Hijacking striatal synapses to probe LGC-53 as a postsynaptic sensor. A, Cultured striatal neurons were transfected with LGC-53 plasmid DNA and marker GFP. At 10–12 d in vitro, the culture was loaded with 70 mm DA plus 30 mm KCl for 5 min to load striatal synapses with DA (Kim et al., 2000; Zhang and Zhou, 2002). Cells were then transferred to recording medium containing 1 μm NBQX, 5 μm gabazine, and 25 μm d-APV. GFP-expressing cells were clamped at −70 mV. The surrounding network was depolarized with 10 mm total KCl to reveal PSC-like events in transfected, DA-loaded cells but not other control conditions as indicated. B, Summary of the spiperone-sensitive charge obtained from the experimental conditions indicated (n = 7–15 cells per condition).
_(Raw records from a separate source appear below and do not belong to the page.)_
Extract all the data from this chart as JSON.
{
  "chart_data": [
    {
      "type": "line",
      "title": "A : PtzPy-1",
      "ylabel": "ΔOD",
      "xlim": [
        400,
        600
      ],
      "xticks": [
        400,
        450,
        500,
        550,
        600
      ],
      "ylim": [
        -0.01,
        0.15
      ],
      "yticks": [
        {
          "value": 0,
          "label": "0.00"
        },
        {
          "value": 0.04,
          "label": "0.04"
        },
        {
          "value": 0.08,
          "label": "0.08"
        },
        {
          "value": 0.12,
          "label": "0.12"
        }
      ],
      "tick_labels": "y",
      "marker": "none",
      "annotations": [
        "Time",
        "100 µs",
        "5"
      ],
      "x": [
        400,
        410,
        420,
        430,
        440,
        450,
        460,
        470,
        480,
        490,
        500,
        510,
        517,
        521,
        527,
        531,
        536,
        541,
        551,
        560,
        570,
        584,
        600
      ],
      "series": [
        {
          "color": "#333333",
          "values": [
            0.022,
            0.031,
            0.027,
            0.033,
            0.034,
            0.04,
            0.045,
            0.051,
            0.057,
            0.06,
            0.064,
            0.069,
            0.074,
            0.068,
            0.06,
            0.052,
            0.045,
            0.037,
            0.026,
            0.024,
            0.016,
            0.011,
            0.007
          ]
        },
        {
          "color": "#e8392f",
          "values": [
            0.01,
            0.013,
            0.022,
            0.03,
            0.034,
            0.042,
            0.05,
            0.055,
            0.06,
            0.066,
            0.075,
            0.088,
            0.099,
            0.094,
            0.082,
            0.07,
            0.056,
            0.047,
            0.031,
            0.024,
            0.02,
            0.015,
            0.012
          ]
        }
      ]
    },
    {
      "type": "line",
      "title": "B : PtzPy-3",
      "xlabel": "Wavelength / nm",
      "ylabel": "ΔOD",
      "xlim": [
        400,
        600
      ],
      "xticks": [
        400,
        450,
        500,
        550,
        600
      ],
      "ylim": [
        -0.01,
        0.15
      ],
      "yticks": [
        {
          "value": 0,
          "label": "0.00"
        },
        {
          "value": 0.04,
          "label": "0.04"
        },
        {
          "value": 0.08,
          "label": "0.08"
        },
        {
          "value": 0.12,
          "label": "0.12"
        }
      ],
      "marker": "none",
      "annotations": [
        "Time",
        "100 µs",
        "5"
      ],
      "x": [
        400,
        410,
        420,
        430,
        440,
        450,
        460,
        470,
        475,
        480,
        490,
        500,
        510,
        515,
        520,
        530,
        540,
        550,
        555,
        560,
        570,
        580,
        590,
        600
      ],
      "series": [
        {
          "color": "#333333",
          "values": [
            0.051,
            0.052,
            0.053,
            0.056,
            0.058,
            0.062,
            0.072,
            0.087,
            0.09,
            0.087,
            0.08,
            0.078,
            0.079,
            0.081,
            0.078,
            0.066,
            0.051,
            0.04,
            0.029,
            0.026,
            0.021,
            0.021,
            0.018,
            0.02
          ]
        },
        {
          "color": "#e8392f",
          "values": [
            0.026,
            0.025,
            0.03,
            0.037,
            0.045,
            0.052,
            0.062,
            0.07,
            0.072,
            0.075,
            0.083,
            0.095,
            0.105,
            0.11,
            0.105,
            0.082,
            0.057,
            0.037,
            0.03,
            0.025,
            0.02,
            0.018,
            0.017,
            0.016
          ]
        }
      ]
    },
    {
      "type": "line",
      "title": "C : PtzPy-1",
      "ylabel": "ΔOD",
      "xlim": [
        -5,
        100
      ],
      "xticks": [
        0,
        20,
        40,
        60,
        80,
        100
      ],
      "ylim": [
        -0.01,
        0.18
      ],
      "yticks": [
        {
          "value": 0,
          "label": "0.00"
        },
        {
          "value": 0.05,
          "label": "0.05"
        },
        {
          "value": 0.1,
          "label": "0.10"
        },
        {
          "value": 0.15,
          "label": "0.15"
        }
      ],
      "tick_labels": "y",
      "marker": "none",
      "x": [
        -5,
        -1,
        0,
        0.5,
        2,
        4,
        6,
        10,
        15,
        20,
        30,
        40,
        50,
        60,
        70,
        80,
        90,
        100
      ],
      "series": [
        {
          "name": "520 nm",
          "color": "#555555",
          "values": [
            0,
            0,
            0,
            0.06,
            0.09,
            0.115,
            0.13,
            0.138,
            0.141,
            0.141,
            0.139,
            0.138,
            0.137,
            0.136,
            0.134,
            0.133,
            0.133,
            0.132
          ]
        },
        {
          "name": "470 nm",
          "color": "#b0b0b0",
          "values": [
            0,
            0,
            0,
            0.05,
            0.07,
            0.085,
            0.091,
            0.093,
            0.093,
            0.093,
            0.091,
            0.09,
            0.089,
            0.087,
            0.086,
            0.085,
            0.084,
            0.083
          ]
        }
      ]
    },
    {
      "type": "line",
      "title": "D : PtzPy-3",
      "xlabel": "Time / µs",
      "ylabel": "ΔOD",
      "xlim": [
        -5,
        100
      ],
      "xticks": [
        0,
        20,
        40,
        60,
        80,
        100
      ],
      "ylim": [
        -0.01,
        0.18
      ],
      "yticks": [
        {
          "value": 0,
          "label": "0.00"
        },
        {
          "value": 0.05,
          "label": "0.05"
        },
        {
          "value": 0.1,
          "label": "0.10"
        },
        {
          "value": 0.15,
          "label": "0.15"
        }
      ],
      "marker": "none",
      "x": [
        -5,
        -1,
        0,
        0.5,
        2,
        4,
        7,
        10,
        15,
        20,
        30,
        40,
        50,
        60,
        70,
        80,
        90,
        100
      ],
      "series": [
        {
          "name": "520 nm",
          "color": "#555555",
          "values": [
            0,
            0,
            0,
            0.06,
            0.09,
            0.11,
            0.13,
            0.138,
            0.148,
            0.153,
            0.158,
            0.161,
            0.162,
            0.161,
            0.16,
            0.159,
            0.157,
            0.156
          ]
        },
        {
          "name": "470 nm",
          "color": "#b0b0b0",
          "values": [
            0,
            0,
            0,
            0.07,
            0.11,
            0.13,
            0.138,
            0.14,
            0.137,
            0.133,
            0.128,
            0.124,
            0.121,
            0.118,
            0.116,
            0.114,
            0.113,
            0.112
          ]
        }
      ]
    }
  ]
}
In summary, 12 of 15 transfected cells showed a reversible, spiperone-sensitive response, whereas none of the 9, 8, and 7 cells in the three control conditions, respectively, yielded a response. C, Striatal cells were grown in microcultures as described previously (Moulder et al., 2007) and transduced with virus encoding LGC-53 and Venus. Cultures of one to three neurons were stimulated in the presence of GluR and GABAR blockers to obtain single-axon mediated PSCs, observed in a subset of transfected cells. Fast inward currents preceding the PSC are stimulation currents associated with depolarization. PSCs were sensitive to application of 10 μm DA plus 10 μm sulpiride to help suppress LGC-53 currents and block endogenous D₂ presynaptic depression. The sulpiride and DA combination had no effect on autaptic GABA IPSCs (97 ± 5%; n = 7), suggesting no presynaptic effect of the mixture and suggesting that the suppression of LGC-53 PSCs results from DA-mediated suppression. For summary data, see Results.